“Which high school did you go to?” is a favorite clinical icebreaker of mine. Practicing in a hospital full of trainees from around the country in a city that most people have tried to find their way out of in adulthood, I am the somewhat rare exception of a physician who grew up in the area, trained at the hospital, and stayed on as faculty instead of seeking a better paying community position. Most of the patients I treat in the emergency department seem to be from the area, destined by societal and financial pressures to live and die close to where they grew up, receiving care in the same facility they were likely born in. I will admit that most of my patient encounters in our busy and hectic department don’t include extremely thorough and narrative-driven interviews with the patient, but on the rare occasion they do, I always bring it back to where they went to high school.

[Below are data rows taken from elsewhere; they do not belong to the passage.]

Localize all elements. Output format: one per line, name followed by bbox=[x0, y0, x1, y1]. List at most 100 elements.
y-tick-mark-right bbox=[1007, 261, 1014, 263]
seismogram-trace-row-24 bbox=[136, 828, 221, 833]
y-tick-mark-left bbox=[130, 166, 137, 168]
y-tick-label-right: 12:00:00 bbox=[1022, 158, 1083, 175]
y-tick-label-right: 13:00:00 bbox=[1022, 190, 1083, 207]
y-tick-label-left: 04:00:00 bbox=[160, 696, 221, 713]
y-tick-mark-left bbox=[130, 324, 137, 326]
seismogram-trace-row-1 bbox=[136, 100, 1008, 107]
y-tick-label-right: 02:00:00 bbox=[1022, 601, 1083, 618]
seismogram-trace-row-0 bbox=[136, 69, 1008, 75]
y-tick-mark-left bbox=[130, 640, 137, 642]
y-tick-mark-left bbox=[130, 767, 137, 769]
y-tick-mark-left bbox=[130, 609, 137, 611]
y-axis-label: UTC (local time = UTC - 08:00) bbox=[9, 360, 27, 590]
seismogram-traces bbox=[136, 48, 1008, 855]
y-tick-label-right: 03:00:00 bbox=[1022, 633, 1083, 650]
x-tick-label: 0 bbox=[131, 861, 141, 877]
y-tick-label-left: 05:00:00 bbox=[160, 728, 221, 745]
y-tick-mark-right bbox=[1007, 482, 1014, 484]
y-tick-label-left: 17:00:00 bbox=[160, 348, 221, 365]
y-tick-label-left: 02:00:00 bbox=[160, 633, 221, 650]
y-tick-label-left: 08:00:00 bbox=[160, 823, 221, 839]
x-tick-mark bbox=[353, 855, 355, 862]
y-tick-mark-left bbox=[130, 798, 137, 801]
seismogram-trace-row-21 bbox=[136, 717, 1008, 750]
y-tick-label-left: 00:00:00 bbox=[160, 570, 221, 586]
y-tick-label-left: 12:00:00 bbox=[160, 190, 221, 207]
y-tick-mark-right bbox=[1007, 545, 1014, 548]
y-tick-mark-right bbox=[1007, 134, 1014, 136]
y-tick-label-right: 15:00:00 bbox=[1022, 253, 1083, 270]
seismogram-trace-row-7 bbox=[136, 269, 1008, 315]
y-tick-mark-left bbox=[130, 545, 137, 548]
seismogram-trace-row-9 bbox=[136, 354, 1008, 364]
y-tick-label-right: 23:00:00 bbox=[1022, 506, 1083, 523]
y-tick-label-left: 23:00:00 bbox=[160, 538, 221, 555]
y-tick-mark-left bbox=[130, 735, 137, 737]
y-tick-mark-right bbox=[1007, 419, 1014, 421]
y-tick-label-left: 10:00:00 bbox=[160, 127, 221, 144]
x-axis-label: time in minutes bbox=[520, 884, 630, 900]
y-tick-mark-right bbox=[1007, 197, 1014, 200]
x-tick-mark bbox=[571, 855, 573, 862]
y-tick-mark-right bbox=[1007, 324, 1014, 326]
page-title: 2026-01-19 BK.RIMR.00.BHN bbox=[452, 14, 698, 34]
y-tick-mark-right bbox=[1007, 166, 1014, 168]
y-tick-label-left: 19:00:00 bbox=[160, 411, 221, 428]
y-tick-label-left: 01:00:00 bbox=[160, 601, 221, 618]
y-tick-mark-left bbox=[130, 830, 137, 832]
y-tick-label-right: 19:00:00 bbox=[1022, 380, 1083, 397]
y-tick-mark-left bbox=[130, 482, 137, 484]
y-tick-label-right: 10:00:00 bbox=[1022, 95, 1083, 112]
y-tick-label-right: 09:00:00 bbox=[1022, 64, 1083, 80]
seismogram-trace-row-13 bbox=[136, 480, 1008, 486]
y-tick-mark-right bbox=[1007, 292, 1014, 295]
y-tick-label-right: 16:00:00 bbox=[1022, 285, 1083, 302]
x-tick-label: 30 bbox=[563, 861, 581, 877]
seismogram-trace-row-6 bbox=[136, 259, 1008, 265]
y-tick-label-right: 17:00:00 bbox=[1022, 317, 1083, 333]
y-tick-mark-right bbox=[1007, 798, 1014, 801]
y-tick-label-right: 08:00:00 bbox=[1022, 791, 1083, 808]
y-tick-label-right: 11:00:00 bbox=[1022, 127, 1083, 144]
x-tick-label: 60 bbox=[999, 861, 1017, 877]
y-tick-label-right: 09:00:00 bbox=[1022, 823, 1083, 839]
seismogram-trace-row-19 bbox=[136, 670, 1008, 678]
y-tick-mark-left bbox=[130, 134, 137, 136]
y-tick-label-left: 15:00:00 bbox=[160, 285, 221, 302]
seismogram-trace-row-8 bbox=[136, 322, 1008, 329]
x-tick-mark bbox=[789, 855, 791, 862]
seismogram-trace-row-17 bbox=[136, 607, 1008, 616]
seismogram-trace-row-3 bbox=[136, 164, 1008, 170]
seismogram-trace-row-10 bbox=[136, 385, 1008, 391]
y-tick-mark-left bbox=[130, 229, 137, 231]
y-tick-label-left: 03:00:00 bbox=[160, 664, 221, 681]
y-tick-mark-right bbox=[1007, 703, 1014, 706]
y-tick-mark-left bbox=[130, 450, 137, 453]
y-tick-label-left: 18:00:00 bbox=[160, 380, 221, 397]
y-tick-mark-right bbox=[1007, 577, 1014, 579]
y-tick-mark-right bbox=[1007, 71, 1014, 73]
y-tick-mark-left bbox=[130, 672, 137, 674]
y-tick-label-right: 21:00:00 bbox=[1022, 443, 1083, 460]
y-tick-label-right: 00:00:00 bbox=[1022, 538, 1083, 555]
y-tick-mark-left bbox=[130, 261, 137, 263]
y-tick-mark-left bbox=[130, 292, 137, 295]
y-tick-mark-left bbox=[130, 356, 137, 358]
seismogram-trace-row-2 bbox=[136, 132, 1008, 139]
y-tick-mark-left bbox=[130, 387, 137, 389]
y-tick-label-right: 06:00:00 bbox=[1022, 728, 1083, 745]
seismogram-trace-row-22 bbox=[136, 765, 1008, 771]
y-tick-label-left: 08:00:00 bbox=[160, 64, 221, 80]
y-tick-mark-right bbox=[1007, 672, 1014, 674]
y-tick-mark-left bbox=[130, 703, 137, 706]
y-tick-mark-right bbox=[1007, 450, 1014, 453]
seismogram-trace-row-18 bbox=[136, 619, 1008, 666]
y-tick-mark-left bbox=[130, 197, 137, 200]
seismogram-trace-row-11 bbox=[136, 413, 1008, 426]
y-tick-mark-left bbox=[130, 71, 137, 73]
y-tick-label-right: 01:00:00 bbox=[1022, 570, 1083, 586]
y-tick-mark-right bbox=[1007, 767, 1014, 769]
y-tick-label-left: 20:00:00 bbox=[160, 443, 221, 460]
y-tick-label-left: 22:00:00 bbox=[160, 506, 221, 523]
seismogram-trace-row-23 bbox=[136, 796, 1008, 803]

In an acute care setting, especially one filled with chronically decompensated medical and psychiatric conditions, long wait times, and little privacy, it is often hard to make a true human connection. I am at an advantage, being the academic attending, in that I can pick and choose who I talk to; it could be the family of the critically ill patient, the older woman with a funny t-shirt, or, more often than not, the disruptive patient who no one else can seem to get through to. When these kind of less-desirable interactions occur, such as the latter, we are immediately placed in a hierarchical power dynamic, which usually doesn’t lead to effective communication. The patient is causing a problem, probably due at least partially to feeling ignored, and I am the “boss” of the department who is here to set them straight. I have seen time and time again how this dynamic completely erodes good communication, and I am a firm believer in the power of engaging in a bidirectional sharing of personal narratives to help soothe the situation.
I am not naive enough to think that these interactions are on the same level as a deep, formal, and structured gathering of a full patient narrative, but they are an opportunity to share at least a small part of the patient's story and my story, and see if somewhere in there we can meet on common ground. And that brings me back to “which high school did you go to?”. No matter what town or city you’re from, you have some idea of the local high school scene and a feel for stories and cultures associated with each school, as well as an understanding of rivalries. In my case, I was very active in multiple sports, so at some point along the line I likely swam or ran at most of the schools in the area. Additionally, my parents both grew up here, one a “beach bum” and the other a “townie”, so between their experiences and mine I can bob and weave my way through discussions of schools and random social connections. When I find out a patient grew up in the area, I then ask about their high school, and do my best to find a connection. Little things like “Oh I ran at the Bob Hayes track meet there” or “Didn’t so and so play football there?” help to form quick connections that lead to a more inviting social environment.
I witness bad interactions between patients and providers during every shift. No doubt, many of these are due to untreated psychiatric conditions and patient intoxication, but many are also due to simple miscommunications. More often than not, both sides dig in and put up barriers of self-protection. It’s the experienced provider who sees this happening, changes course, and finds a way to make a personal connection. Translating this to the practice of palliative care, many difficult patient and family interactions lie ahead for me. It will be my job to analyze the objective data in front me and make recommendations, but to leave it at that would be a disservice and would not meet the expectations of a provider who is dedicated to relieving suffering and helping patients and families navigate the most difficult parts of lives. To do this well, the objective must be given equal weight to the subjective. Instead of digging in I will need to dig deeper, receive the narrative and be expected to share mine, and continually search for common ground on which to move forward together.